On Tue, Aug 08, 2023 at 08:00:47PM +0200, Mark Kettenis wrote:
> > From: Dale Rahn <[email protected]>
> > Date: Tue, 8 Aug 2023 12:36:45 -0400
> >
> > Switching the computation of cycles/delaycnt to a proper 64 value math
> > instead of the '32 bit safe' complex math is likely a good idea.
> > However I am not completely convinced that switching to 'yield' (current
> > CPU_BUSY_CYCLE implementation) for every loop of a 'short wait' in the wait
> > loop makes sense. In a hypervisor environment, this could cause a very
> > short wait between register writes to become very long, In a non-hypervisor
> > environment there is essentially no improvement because the yield doesn't
> > really have any benefits on non-hypervisor.
>
> Dale, I think you're confused here. There is no arcitectural way to
> trap a YIELD instruction. The docs explicitly state that SMT and SMP
> systems. I suspect that this instruction was primarily introduced for
> SMT systems that never materialized; I completely believe you that on
> current hardware it does nothing.
>
> Even without a YIELD instruction a hypervisor might interrupt us and
> schedule a different vCPU onto the core. And on real hardware
> external interrupts may happen. So you really can't count on delay(9)
> being accurate.
>
> Linux does use YIELD in it delay loop.
Okay good.
> > To my current understanding, there is no useful 'wait short period' on arm
> > cores.
>
> There is WFET (and WFIT), but that is Armv8.7 material, so not
> availble on actual hardware that we run on. Linux uses that
> instruction in its delay loop when available.
These look great. Can't wait for them to be implemented outside of a
functional simulator.
> On machines with a working Generic Timer event stream, Linux uses WFE
> if the delay is long enough.
I have a prototype for this.

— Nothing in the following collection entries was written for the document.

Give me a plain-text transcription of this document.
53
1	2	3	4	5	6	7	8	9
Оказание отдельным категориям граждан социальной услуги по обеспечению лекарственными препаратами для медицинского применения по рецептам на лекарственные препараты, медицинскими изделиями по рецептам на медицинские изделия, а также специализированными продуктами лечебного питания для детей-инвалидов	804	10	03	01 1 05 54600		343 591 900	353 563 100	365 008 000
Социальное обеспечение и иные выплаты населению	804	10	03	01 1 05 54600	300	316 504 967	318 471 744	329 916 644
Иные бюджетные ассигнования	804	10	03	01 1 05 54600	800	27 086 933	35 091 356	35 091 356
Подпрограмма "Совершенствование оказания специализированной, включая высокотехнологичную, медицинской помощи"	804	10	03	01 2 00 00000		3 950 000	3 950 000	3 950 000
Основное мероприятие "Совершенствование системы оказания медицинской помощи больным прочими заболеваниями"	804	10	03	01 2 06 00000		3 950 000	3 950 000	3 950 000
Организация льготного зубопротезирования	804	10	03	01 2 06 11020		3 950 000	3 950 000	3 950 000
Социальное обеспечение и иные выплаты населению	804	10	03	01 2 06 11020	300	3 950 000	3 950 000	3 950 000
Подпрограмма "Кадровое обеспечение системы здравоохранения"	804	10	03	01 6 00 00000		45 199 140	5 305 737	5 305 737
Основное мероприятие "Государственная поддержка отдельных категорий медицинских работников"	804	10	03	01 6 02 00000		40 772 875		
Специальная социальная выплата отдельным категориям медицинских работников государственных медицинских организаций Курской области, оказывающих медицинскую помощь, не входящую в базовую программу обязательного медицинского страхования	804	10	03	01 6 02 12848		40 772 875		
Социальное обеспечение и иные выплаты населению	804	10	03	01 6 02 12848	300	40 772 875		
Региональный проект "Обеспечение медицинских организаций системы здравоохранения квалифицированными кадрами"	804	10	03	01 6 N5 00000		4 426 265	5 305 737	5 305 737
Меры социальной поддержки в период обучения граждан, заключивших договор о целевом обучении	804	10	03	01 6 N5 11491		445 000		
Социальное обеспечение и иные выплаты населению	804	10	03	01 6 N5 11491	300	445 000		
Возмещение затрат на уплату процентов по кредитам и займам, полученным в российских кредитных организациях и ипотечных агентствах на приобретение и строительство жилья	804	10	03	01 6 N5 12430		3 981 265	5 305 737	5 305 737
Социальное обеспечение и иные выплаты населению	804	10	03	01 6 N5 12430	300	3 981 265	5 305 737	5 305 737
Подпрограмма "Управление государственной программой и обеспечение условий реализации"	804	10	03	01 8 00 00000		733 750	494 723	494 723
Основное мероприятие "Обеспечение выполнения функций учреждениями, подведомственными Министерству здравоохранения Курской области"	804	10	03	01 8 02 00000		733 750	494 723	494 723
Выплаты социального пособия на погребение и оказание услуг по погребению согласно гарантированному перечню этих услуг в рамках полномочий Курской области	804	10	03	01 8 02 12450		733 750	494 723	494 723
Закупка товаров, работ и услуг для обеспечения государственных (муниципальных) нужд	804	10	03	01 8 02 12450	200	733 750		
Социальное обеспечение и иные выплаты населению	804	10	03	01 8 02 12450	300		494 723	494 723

Obviously it's a separate patch.
Anyway, can I go ahead with the patch below to start?
- Use 64-bit arithmetic to simplify agtimer_delay().
- Use CPU_BUSY_CYCLE() ("yield" on arm64) in the loop to match other
delay(9) implementations.
Index: agtimer.c
===================================================================
RCS file: /cvs/src/sys/arch/arm64/dev/agtimer.c,v
retrieving revision 1.23
diff -u -p -r1.23 agtimer.c
--- agtimer.c 25 Jul 2023 18:16:19 -0000 1.23
+++ agtimer.c 10 Aug 2023 20:59:27 -0000
@@ -323,32 +323,12 @@ agtimer_cpu_initclocks(void)
void
agtimer_delay(u_int usecs)
{
- uint64_t clock, oclock, delta, delaycnt;
- uint64_t csec, usec;
- volatile int j;
+ uint64_t cycles, start;
- if (usecs > (0x80000000 / agtimer_frequency)) {
- csec = usecs / 10000;
- usec = usecs % 10000;
-
- delaycnt = (agtimer_frequency / 100) * csec +
- (agtimer_frequency / 100) * usec / 10000;
- } else {
- delaycnt = agtimer_frequency * usecs / 1000000;
- }
- if (delaycnt <= 1)
- for (j = 100; j > 0; j--)
- ;
-
- oclock = agtimer_readcnt64();
- while (1) {
- for (j = 100; j > 0; j--)
- ;
- clock = agtimer_readcnt64();
- delta = clock - oclock;
- if (delta > delaycnt)
- break;
- }
+ start = agtimer_readcnt64();
+ cycles = (uint64_t)usecs * agtimer_frequency / 1000000;
+ while (agtimer_readcnt64() - start < cycles)
+ CPU_BUSY_CYCLE();
}
void